Lucy Vickery presents the latest competition
In Competition No. 2666 you were invited to supply an example of pretentious tosh in the shape of a review of a TV or radio soap opera or any other piece of entertainment aimed at the mass market.
It is tempting with this type of comp to go over the top and points were awarded to those competitors whose tosh, however affected and overblown, had at least the semblance of developing an
argument. Patrick Smith and Adrian Fry were unlucky losers; the winners get £30 each except Brian Murdoch, who nets £35.

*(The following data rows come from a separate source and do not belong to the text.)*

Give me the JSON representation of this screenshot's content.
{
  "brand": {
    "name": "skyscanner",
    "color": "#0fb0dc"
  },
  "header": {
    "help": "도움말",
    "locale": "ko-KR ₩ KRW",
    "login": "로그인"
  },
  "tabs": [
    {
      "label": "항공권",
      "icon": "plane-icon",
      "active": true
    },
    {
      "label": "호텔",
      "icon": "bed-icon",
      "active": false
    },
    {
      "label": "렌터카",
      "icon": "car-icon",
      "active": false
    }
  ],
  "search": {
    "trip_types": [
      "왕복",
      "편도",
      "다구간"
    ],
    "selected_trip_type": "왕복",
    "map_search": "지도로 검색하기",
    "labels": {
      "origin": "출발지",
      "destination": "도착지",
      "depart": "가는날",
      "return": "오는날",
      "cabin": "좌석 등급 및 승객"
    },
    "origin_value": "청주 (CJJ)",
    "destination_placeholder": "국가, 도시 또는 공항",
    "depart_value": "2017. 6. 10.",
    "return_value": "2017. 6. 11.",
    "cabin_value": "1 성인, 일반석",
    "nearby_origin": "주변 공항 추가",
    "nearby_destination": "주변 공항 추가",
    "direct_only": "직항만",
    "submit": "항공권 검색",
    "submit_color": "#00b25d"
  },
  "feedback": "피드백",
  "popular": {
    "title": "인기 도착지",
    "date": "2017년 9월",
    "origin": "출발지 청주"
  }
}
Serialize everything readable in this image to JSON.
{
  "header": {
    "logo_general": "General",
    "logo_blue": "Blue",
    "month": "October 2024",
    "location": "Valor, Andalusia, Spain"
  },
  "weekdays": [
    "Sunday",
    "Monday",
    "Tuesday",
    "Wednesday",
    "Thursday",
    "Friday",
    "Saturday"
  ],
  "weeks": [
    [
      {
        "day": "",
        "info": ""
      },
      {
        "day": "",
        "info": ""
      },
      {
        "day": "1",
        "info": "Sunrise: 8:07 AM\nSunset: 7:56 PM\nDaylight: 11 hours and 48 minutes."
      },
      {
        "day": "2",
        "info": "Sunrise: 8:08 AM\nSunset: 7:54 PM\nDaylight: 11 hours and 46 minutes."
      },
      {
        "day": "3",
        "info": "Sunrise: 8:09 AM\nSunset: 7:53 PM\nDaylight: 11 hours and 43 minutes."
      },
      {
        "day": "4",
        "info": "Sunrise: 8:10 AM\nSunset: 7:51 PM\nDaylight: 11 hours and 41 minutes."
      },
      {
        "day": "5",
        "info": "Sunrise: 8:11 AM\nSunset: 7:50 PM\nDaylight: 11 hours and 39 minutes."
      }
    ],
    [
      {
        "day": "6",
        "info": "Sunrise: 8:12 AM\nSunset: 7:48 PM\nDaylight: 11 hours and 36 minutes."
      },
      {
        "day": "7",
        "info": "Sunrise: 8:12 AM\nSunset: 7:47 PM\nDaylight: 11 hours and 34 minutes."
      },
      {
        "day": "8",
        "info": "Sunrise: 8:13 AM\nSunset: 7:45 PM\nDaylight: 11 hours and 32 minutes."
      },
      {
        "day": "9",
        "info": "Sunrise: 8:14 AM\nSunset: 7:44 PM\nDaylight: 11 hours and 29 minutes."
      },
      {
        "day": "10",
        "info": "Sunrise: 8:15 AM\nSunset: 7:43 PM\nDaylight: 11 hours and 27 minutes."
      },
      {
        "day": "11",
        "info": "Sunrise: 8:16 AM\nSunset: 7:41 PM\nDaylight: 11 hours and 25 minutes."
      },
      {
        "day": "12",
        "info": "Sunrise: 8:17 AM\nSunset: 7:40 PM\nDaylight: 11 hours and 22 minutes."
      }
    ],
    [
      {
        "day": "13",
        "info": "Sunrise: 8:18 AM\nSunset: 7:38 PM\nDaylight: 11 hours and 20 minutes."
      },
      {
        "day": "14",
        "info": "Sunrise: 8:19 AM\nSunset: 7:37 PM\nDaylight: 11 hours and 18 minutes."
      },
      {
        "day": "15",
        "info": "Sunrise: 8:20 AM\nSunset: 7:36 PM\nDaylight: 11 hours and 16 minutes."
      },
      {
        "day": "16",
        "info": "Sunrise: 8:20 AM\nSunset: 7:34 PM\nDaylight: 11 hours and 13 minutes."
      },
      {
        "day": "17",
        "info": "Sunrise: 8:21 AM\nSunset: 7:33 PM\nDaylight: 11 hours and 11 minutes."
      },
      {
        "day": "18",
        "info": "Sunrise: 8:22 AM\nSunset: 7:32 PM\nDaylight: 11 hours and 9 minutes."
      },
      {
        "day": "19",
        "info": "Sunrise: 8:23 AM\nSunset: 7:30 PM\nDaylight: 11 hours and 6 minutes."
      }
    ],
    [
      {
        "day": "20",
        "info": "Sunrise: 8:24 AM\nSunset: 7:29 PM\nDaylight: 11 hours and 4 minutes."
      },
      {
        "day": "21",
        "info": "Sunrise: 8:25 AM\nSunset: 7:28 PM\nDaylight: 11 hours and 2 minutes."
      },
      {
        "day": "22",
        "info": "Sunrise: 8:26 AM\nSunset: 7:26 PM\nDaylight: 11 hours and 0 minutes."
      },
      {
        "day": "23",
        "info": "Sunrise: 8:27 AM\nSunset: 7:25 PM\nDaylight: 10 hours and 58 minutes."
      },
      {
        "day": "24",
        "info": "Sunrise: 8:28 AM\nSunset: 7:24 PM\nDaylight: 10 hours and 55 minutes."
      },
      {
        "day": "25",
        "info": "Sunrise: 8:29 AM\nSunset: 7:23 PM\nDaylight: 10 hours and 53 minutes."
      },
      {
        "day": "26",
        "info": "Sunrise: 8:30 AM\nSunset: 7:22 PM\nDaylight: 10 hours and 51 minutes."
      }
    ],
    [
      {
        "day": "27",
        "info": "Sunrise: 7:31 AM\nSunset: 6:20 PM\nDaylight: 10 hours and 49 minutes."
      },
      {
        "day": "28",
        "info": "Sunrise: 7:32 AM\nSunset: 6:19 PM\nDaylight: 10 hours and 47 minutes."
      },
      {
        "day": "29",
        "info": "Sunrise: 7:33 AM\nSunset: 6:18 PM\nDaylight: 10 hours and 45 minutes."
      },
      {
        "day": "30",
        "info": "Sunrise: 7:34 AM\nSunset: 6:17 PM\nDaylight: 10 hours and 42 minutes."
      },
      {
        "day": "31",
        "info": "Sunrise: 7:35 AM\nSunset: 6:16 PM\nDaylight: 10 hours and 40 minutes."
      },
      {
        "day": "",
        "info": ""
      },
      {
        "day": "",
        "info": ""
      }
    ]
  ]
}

I am not I, they are not they, Coronation Street is not Inkerman Street. Coronation Street is, however, an ongoing paradigm, a speculum humanae vitae, whose cobbles incorporate the Heideggerian
necessity of existence. The street qua street is no thoroughfare, it has no beginning and no end, a Ding an sich leading nowhere, but with at its still centre the Rover’s, the bourne to which
all travellers return. Birth, copulation and death revolve around the old gods: Ken, whose very name means ‘knowledge’, an aged Silenus set against the Ewig-Weibliche, Deirdre of the
Sorrows. The all-too-human plotlines are suffused with original sin — bodies remain in the concrete, love-children in others’ cradles, and the commercial proximity of kebabs and
lingerie scarcely needs a Freud to interpret, nor need we speculate why the factory is called Underworld. The populating she-devils would grace a Mystery play! Foucault once remarked…
Brian Murdoch
When, in glossing Hegel’s famous remark that history repeats itself, Marx added ‘the first time as tragedy, the second as farce’, he might have been proleptically describing the
classic series of Carry On films that distinguished British cinema between 1958 and 1978 — the last two decades of consensus politics in the UK.